A rede Dalben decidiu manter o mesmo volume de produtos do ano passado, apesar de ter uma loja a mais neste ano.
A Casa Santa Luzia, que restringiu as compras no ano passado, voltou a comprar volumes adequados ao seu público de anos.
A rede Tenda estima que até poderá crescer um pouco em relação a 2020, tudo porque o setor de atacarejo ganhou mercado com a pandemia.
COMPETIÇÃO ACIRRADA
A disputa por preço baixo vai ser grande neste final de ano, diz Fernanda, como foi percebido pela rede durante a Black Friday, evento que ocorreu na última sexta-feira.
“Nós fizemos boas negociações com alguns produtos, como bebidas, só que em alguns markeplaces os preços estavam lá embaixo. A competição está cada vez mais acirrada.”
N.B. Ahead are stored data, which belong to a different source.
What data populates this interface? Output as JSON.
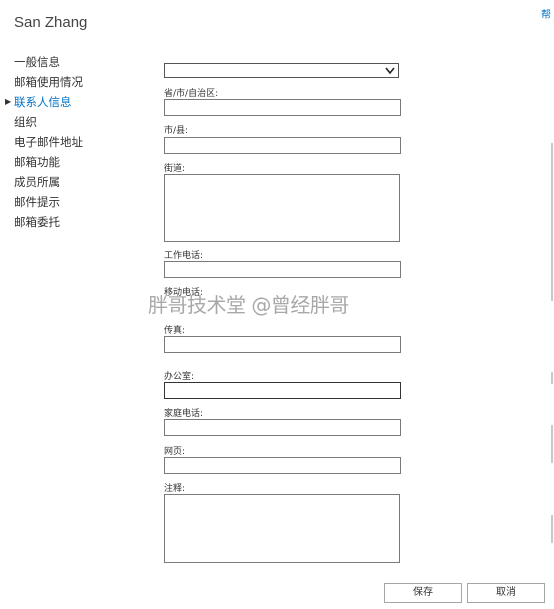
{
  "header": {
    "title": "San Zhang",
    "help_label": "帮"
  },
  "nav": {
    "items": [
      {
        "label": "一般信息",
        "active": false
      },
      {
        "label": "邮箱使用情况",
        "active": false
      },
      {
        "label": "联系人信息",
        "active": true
      },
      {
        "label": "组织",
        "active": false
      },
      {
        "label": "电子邮件地址",
        "active": false
      },
      {
        "label": "邮箱功能",
        "active": false
      },
      {
        "label": "成员所属",
        "active": false
      },
      {
        "label": "邮件提示",
        "active": false
      },
      {
        "label": "邮箱委托",
        "active": false
      }
    ]
  },
  "form": {
    "country_select_value": "",
    "province_label": "省/市/自治区:",
    "province_value": "",
    "city_label": "市/县:",
    "city_value": "",
    "street_label": "街道:",
    "street_value": "",
    "work_phone_label": "工作电话:",
    "work_phone_value": "",
    "mobile_label": "移动电话:",
    "fax_label": "传真:",
    "fax_value": "",
    "office_label": "办公室:",
    "office_value": "",
    "home_phone_label": "家庭电话:",
    "home_phone_value": "",
    "webpage_label": "网页:",
    "webpage_value": "",
    "notes_label": "注释:",
    "notes_value": ""
  },
  "footer": {
    "save_label": "保存",
    "cancel_label": "取消"
  },
  "watermark": {
    "text": "胖哥技术堂 @曾经胖哥"
  },
  "colors": {
    "accent": "#0072c6",
    "text": "#333333",
    "border": "#7a7a7a"
  }
}
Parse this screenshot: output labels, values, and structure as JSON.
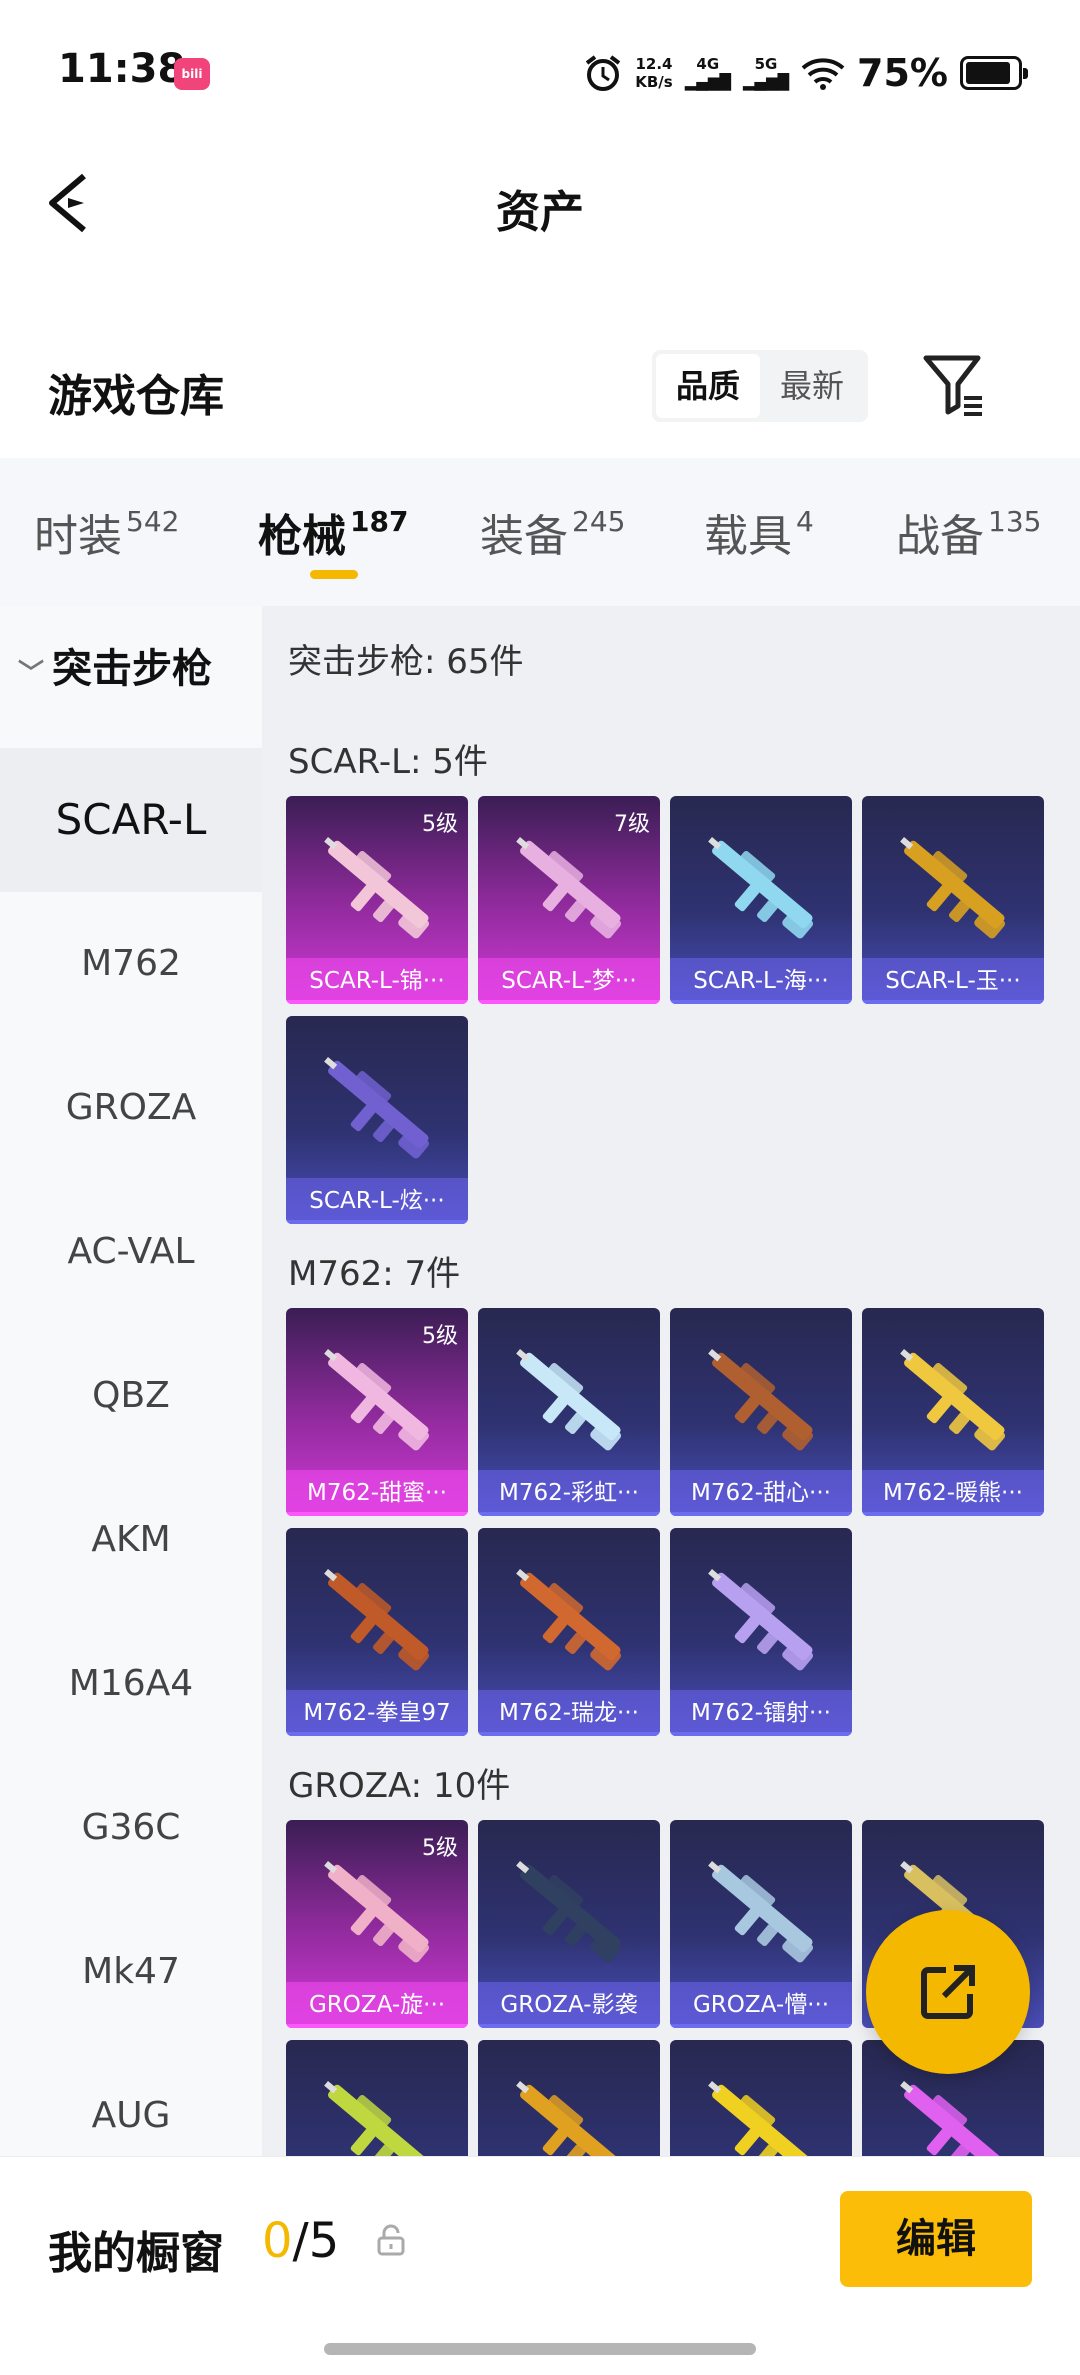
{
  "status_bar": {
    "time": "11:38",
    "app_badge": "bilibili",
    "net_speed_top": "12.4",
    "net_speed_unit": "KB/s",
    "signal_a": "4G",
    "signal_b": "5G",
    "battery": "75%"
  },
  "header": {
    "title": "资产"
  },
  "warehouse": {
    "title": "游戏仓库",
    "sort_options": [
      "品质",
      "最新"
    ]
  },
  "tabs": [
    {
      "label": "时装",
      "count": "542"
    },
    {
      "label": "枪械",
      "count": "187"
    },
    {
      "label": "装备",
      "count": "245"
    },
    {
      "label": "载具",
      "count": "4"
    },
    {
      "label": "战备",
      "count": "135"
    }
  ],
  "sidebar": {
    "category": "突击步枪",
    "items": [
      "SCAR-L",
      "M762",
      "GROZA",
      "AC-VAL",
      "QBZ",
      "AKM",
      "M16A4",
      "G36C",
      "Mk47",
      "AUG"
    ]
  },
  "content": {
    "summary": "突击步枪: 65件",
    "sections": [
      {
        "title": "SCAR-L: 5件",
        "cards": [
          {
            "name": "SCAR-L-锦···",
            "level": "5级",
            "quality": "pink"
          },
          {
            "name": "SCAR-L-梦···",
            "level": "7级",
            "quality": "pink"
          },
          {
            "name": "SCAR-L-海···",
            "level": "",
            "quality": "blue"
          },
          {
            "name": "SCAR-L-玉···",
            "level": "",
            "quality": "blue"
          },
          {
            "name": "SCAR-L-炫···",
            "level": "",
            "quality": "blue"
          }
        ]
      },
      {
        "title": "M762: 7件",
        "cards": [
          {
            "name": "M762-甜蜜···",
            "level": "5级",
            "quality": "pink"
          },
          {
            "name": "M762-彩虹···",
            "level": "",
            "quality": "blue"
          },
          {
            "name": "M762-甜心···",
            "level": "",
            "quality": "blue"
          },
          {
            "name": "M762-暖熊···",
            "level": "",
            "quality": "blue"
          },
          {
            "name": "M762-拳皇97",
            "level": "",
            "quality": "blue"
          },
          {
            "name": "M762-瑞龙···",
            "level": "",
            "quality": "blue"
          },
          {
            "name": "M762-镭射···",
            "level": "",
            "quality": "blue"
          }
        ]
      },
      {
        "title": "GROZA: 10件",
        "cards": [
          {
            "name": "GROZA-旋···",
            "level": "5级",
            "quality": "pink"
          },
          {
            "name": "GROZA-影袭",
            "level": "",
            "quality": "blue"
          },
          {
            "name": "GROZA-懵···",
            "level": "",
            "quality": "blue"
          },
          {
            "name": "",
            "level": "",
            "quality": "blue"
          },
          {
            "name": "",
            "level": "",
            "quality": "blue"
          },
          {
            "name": "",
            "level": "",
            "quality": "blue"
          },
          {
            "name": "",
            "level": "",
            "quality": "blue"
          },
          {
            "name": "",
            "level": "",
            "quality": "blue"
          }
        ]
      }
    ]
  },
  "bottom": {
    "label": "我的橱窗",
    "current": "0",
    "total": "/5",
    "edit": "编辑"
  },
  "colors": {
    "accent": "#f5b800",
    "pink_card": "#d13ad6",
    "blue_card": "#2e3270"
  }
}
As vendas de alimentos já não estão tão aquecidas como no auge das restrições para circulação de pessoas, mesmo faltando menos de um mês para o Natal.
A rede Tenda notou que, no último trimestre, as vendas deram uma esfriada, principalmente no final do mês. “O salário não dura mais os 30 dias”, diz Severini.
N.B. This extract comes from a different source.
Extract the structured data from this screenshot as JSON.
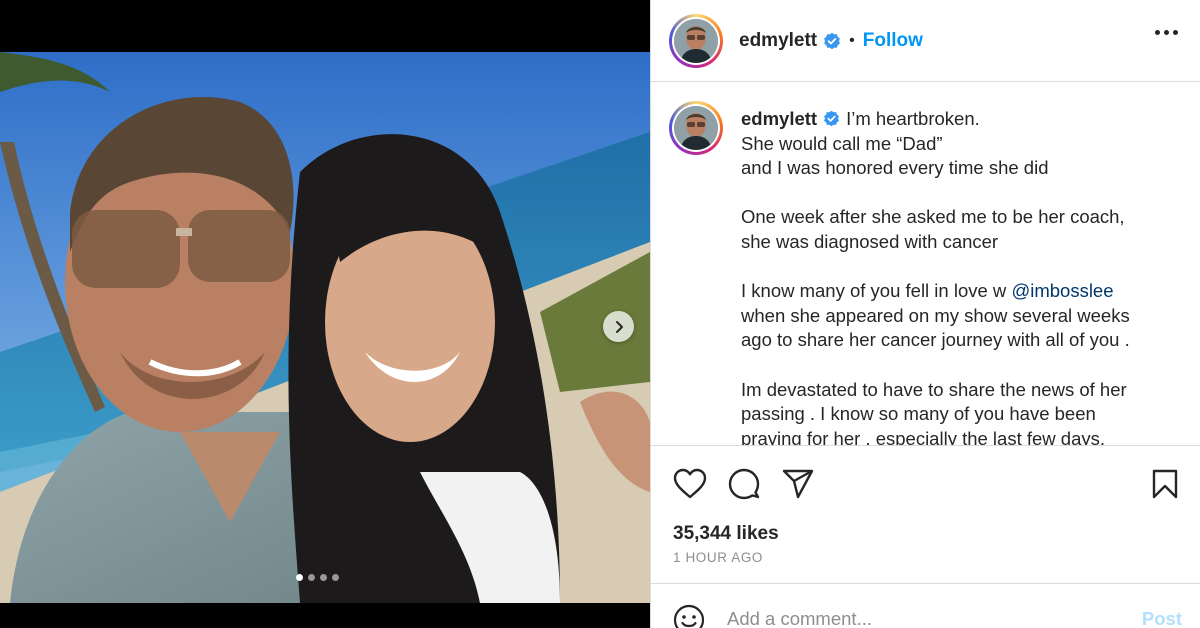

A rede Dalben observou que o consumidor está há alguns meses diminuindo a compra de supérfluos e migrando de marcas mais caras para mais baratas.
SURPRESA POSITIVA
Supermercadistas ligados ao Sincovaga acreditam, porém, que podem até ter uma surpresa positiva neste mês, de acordo com Furtado.
Na Black Friday, diz ele, houve uma indicação de que o consumidor está direcionando os gastos para o setor supermercadista em vez de comprar bens duráveis e semi-duráveis.
O Sincovaga estima, portanto, um crescimento de 10% a 12% nas vendas neste mês em relação a dezembro de 2020.
“Os presentes, provavelmente, deverão ser substituídos por gastos com alimentos e festas.”